Eckerlin: Im Schnitt dauert die Produktion eines abendfüllenden Animationsfilms etwa vier Jahre. Möglich ist das natürlich nur, wenn ein ausreichend großes Team dahintersteht. An solchen Projekten arbeiten unzählige Menschen, deshalb lohnt es sich, auch mal den Abspann genauer anzuschauen. Kurzfilme bieten ja einen wunderbaren Rahmen, um Geschichten zu erzählen, aber ich habe definitiv Interesse daran, auch einen Langfilm zu realisieren. Vielleicht wird das ja schon beim nächstes Projekt der Fall sein. Die Entwicklung wird es zeigen.
Tobias Eckerlin
- Tobias Eckerlin, geboren 1993 in Schwetzingen , ist Regisseur und CGI-Artist. 2018 erwarb er seinen Master of Arts in Kommunikationsdesign an der Hochschule Mannheim, wo sich sein kreativer Schwerpunkt von Fotografie über Live-Action bis hin zu CGI und Animation entwickelte.
- Im Jahr 2025 schloss er sein Studium an der renommierten Filmakademie Baden-Württemberg mit einem Diplom in Animationsregie ab. Als Diplomarbeit schrieb und inszenierte er den animierten Kurzfilm „A Sparrow‘s Song“.
- Am 6. Oktober 2025 erhält Eckerlin für „A Sparrow‘s Song“ den Student Academy Award (Studenten-Oscar ).
Sie haben jetzt vermutlich keine Probleme mehr, Fördergelder zu bekommen. Wie beurteilen Sie die Filmförderung in Deutschland im Vergleich zu anderen Ländern?
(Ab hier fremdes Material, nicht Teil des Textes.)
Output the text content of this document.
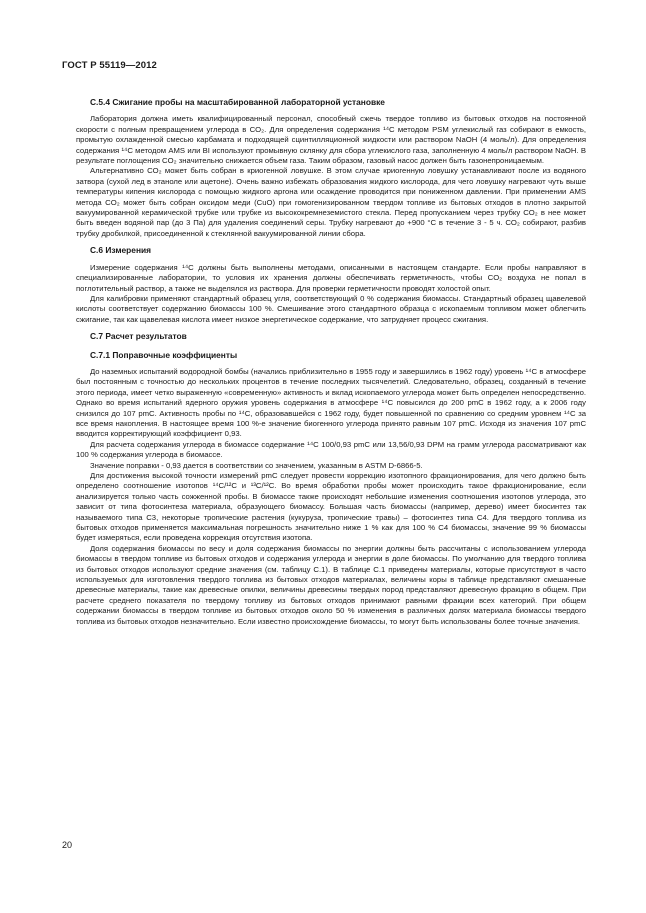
ГОСТ Р 55119—2012
С.5.4 Сжигание пробы на масштабированной лабораторной установке

Лаборатория должна иметь квалифицированный персонал, способный сжечь твердое топливо из бытовых отходов на постоянной скорости с полным превращением углерода в CO₂. Для определения содержания ¹⁴C методом PSM углекислый газ собирают в емкость, промытую охлажденной смесью карбамата и подходящей сцинтилляционной жидкости или раствором NaOH (4 моль/л). Для определения содержания ¹⁴C методом AMS или BI используют промывную склянку для сбора углекислого газа, заполненную 4 моль/л раствором NaOH. В результате поглощения CO₂ значительно снижается объем газа. Таким образом, газовый насос должен быть газонепроницаемым.

Альтернативно CO₂ может быть собран в криогенной ловушке. В этом случае криогенную ловушку устанавливают после из водяного затвора (сухой лед в этаноле или ацетоне). Очень важно избежать образования жидкого кислорода, для чего ловушку нагревают чуть выше температуры кипения кислорода с помощью жидкого аргона или осаждение проводится при пониженном давлении. При применении AMS метода CO₂ может быть собран оксидом меди (CuO) при гомогенизированном твердом топливе из бытовых отходов в плотно закрытой вакуумированной керамической трубке или трубке из высококремнеземистого стекла. Перед пропусканием через трубку CO₂ в нее может быть введен водяной пар (до 3 Па) для удаления соединений серы. Трубку нагревают до +900 °С в течение 3 - 5 ч. CO₂ собирают, разбив трубку дробилкой, присоединенной к стеклянной вакуумированной линии сбора.

С.6 Измерения

Измерение содержания ¹⁴C должны быть выполнены методами, описанными в настоящем стандарте. Если пробы направляют в специализированные лаборатории, то условия их хранения должны обеспечивать герметичность, чтобы CO₂ воздуха не попал в поглотительный раствор, а также не выделялся из раствора. Для проверки герметичности проводят холостой опыт.

Для калибровки применяют стандартный образец угля, соответствующий 0 % содержания биомассы. Стандартный образец щавелевой кислоты соответствует содержанию биомассы 100 %. Смешивание этого стандартного образца с ископаемым топливом может облегчить сжигание, так как щавелевая кислота имеет низкое энергетическое содержание, что затрудняет процесс сжигания.

С.7 Расчет результатов
С.7.1 Поправочные коэффициенты

До наземных испытаний водородной бомбы (начались приблизительно в 1955 году и завершились в 1962 году) уровень ¹⁴C в атмосфере был постоянным с точностью до нескольких процентов в течение последних тысячелетий. Следовательно, образец, созданный в течение этого периода, имеет четко выраженную «современную» активность и вклад ископаемого углерода может быть определен непосредственно. Однако во время испытаний ядерного оружия уровень содержания в атмосфере ¹⁴C повысился до 200 pmC в 1962 году, а к 2006 году снизился до 107 pmC. Активность пробы по ¹⁴C, образовавшейся с 1962 году, будет повышенной по сравнению со средним уровнем ¹⁴C за все время накопления. В настоящее время 100 %-е значение биогенного углерода принято равным 107 pmC. Исходя из значения 107 pmC вводится корректирующий коэффициент 0,93.

Для расчета содержания углерода в биомассе содержание ¹⁴C 100/0,93 pmC или 13,56/0,93 DPM на грамм углерода рассматривают как 100 % содержания углерода в биомассе.

Значение поправки - 0,93 дается в соответствии со значением, указанным в ASTM D-6866-5.

Для достижения высокой точности измерений pmC следует провести коррекцию изотопного фракционирования, для чего должно быть определено соотношение изотопов ¹⁴C/¹²C и ¹³C/¹²C. Во время обработки пробы может происходить такое фракционирование, если анализируется только часть сожженной пробы. В биомассе также происходят небольшие изменения соотношения изотопов углерода, это зависит от типа фотосинтеза материала, образующего биомассу. Большая часть биомассы (например, дерево) имеет биосинтез так называемого типа С3, некоторые тропические растения (кукуруза, тропические травы) – фотосинтез типа С4. Для твердого топлива из бытовых отходов применяется максимальная погрешность значительно ниже 1 % как для 100 % С4 биомассы, значение 99 % биомассы будет измеряться, если проведена коррекция отсутствия изотопа.

Доля содержания биомассы по весу и доля содержания биомассы по энергии должны быть рассчитаны с использованием углерода биомассы в твердом топливе из бытовых отходов и содержания углерода и энергии в доле биомассы. По умолчанию для твердого топлива из бытовых отходов используют средние значения (см. таблицу С.1). В таблице С.1 приведены материалы, которые присутствуют в часто используемых для изготовления твердого топлива из бытовых отходов материалах, величины коры в таблице представляют смешанные древесные материалы, такие как древесные опилки, величины древесины твердых пород представляют древесную фракцию в общем. При расчете среднего показателя по твердому топливу из бытовых отходов принимают равными фракции всех категорий. При общем содержании биомассы в твердом топливе из бытовых отходов около 50 % изменения в различных долях материала биомассы твердого топлива из бытовых отходов незначительно. Если известно происхождение биомассы, то могут быть использованы более точные значения.

20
Eckerlin: Da „A Sparrow’s Song“ im Rahmen meines Studiums entstanden ist, hatte ich bislang eigentlich keinen direkten Kontakt zur Filmförderung und kann daher auch keinen Vergleich zu anderen Ländern ziehen. Was den Animationsfilm betrifft, braucht es in Deutschland aber einen anderen Blick. Hierzulande wird Animation meist noch als Medium für Kinder wahrgenommen. Das ist zwar ein wichtiger und wertvoller Aspekt, doch Animation kann so viel mehr sein. Ein Blick nach Frankreich oder nach Amerika zeigt, dass Animationsfilme dort ganz andere Möglichkeiten haben. Besonders in Frankreich genießen Animation und Kunst allgemein einen viel höheren Stellenwert in der Gesellschaft. Wenn man sich die aktuelle Entwicklung ansieht, merkt man, dass Animation ganz oben mitspielt und entsprechend auch in Deutschland neu gesehen werden muss.
Glauben Sie, dass mit den digitalen Entwicklungen, deren unendliche Möglichkeiten uns derzeit KI andeutet, der Film mit echten Menschen über kurz oder lang sterben wird?
Eckerlin: Nein, das glaube ich nicht. Digitale Entwicklungen haben in der Regel viele neue Möglichkeiten eröffnet, gerade im Hinblick auf Film. KI ist sicher eine andere Dimension, die natürlich auch Möglichkeiten eröffnet, aber auf vielen Ebenen auch Risiken mit sich bringt. Das muss man genau beobachten und stetig hinterfragen, vor allem, was dahintersteckt und wer das vorantreibt.
Was ist nötig?
Eckerlin: In meiner Erfahrung sind die Tools aktuell noch sehr limitiert. Sie erzeugen zwar etwas, aber nie das, was man im Kopf hat, und auch nicht in der gewünschten Qualität. Etwas ganz Essenzielles, das bei der Nutzung von generativer KI fehlt, ist der Schaffensprozess. Viel entsteht ja in der Umsetzung. Zum einen, weil man sich tiefer in ein Thema hineinarbeitet, und zum anderen durch die unterschiedlichen Perspektiven, die durch die Artists, die gemeinsam an einer Vision arbeiten, dazukommen. Genau darin steckt die eigentliche Magie, und das fällt weg.
Sie glauben, der Mensch wird das spüren?
Eckerlin: Ja, ich denke, das Publikum spürt das und wird lernen zu unterscheiden, welche Geschichten qualitativ von Menschen erzählt werden. Sicherlich wird es eine Übergangsphase geben, aber all die Menschen, die im Film- und Animationsbereich tätig sind, machen das aus Überzeugung und Leidenschaft – und genau das wird nicht verschwinden.